Sedangkan, air Waduk Jatiluhur ini bukan hanya dibutuhkan untuk irigasi (pertanian saja). Melainkan, menjadi air baku bagi industri dan PDAM. Termasuk untuk mencukupi kebutuhan air bersih masyarakat Jakarta.

Karena itu, keramba-keramba pemilik pembudidaya ikan ini harus ditertibkan. Apalagi, jumlahnya sudah sangat overload. Mencapai 32 ribu unit. Jumlah tersebut, benar-benar terlalu gemuk.

“Makanya, Pak Bupati Dedi ingin keramba ini dizerokan. Sebab, bila disisakan jadi 4.000 unit, nanti jumlahnya tidak akan terkontrol lagi,” ujarnya.

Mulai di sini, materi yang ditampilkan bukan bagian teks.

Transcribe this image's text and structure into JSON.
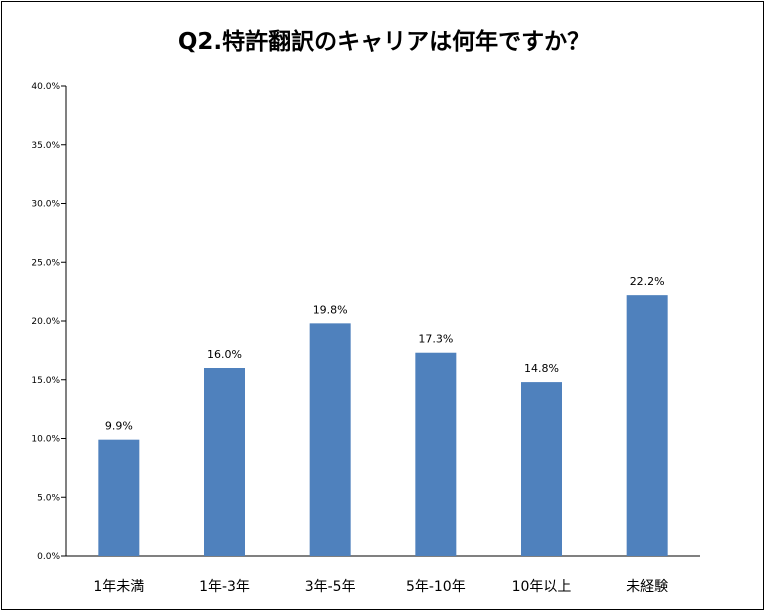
{
  "chart_data": {
    "type": "bar",
    "title": "Q2.特許翻訳のキャリアは何年ですか？",
    "xlabel": "",
    "ylabel": "",
    "categories": [
      "1年未満",
      "1年-3年",
      "3年-5年",
      "5年-10年",
      "10年以上",
      "未経験"
    ],
    "values": [
      9.9,
      16.0,
      19.8,
      17.3,
      14.8,
      22.2
    ],
    "data_labels": [
      "9.9%",
      "16.0%",
      "19.8%",
      "17.3%",
      "14.8%",
      "22.2%"
    ],
    "ylim": [
      0,
      40
    ],
    "y_ticks": [
      0,
      5,
      10,
      15,
      20,
      25,
      30,
      35,
      40
    ],
    "y_tick_labels": [
      "0.0%",
      "5.0%",
      "10.0%",
      "15.0%",
      "20.0%",
      "25.0%",
      "30.0%",
      "35.0%",
      "40.0%"
    ],
    "bar_color": "#4F81BD",
    "grid": false,
    "legend": "none"
  }
}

Harry menjelaskan, pihaknya akan mengikuti saran dari pemkab mengenai keramba ini. Apalagi, untuk kelestarian lingkungan Waduk Jatiluhur. Akan tetapi, pihaknya juga tetap memerhatikan nasib pembudidaya asli warga sekitar pesisir waduk. “Akan ada solusi bagi mereka. Kita sudah kerja sama dengan kementerian kelautan dan perikanan,” tuturnya.

Solusinya, bukan lagi budidaya seperti sekarang ini. Melainkan, warga di sekitar Waduk Jatiluhur masih bisa menangkap ikan untuk dijual ataupun dikonsumsi sendiri. Namun, polanya yaitu dengan cara tangkap. Bukan budidaya. “Tapi, solusi ini akan diterapkan setelah seluruh keramba berhasil ditarik ke daratan,” ujarnya.

Sementara itu, Bupati Purwakarta Dedi Mulyadi, mengatakan, pihaknya akan terus mendorong supaya program penertiban keramba ini bisa sesuai target. Karenanya, dari masalah anggaran pihaknya siap sharing dengan PJT II. Apalagi, dalam penertiban ini melibatkan unsur TNI dan kepolisian. “Penertiban harus jalan. Sampai keramba itu zero dari atas perairan Waduk Jatiluhur,” ujarnya.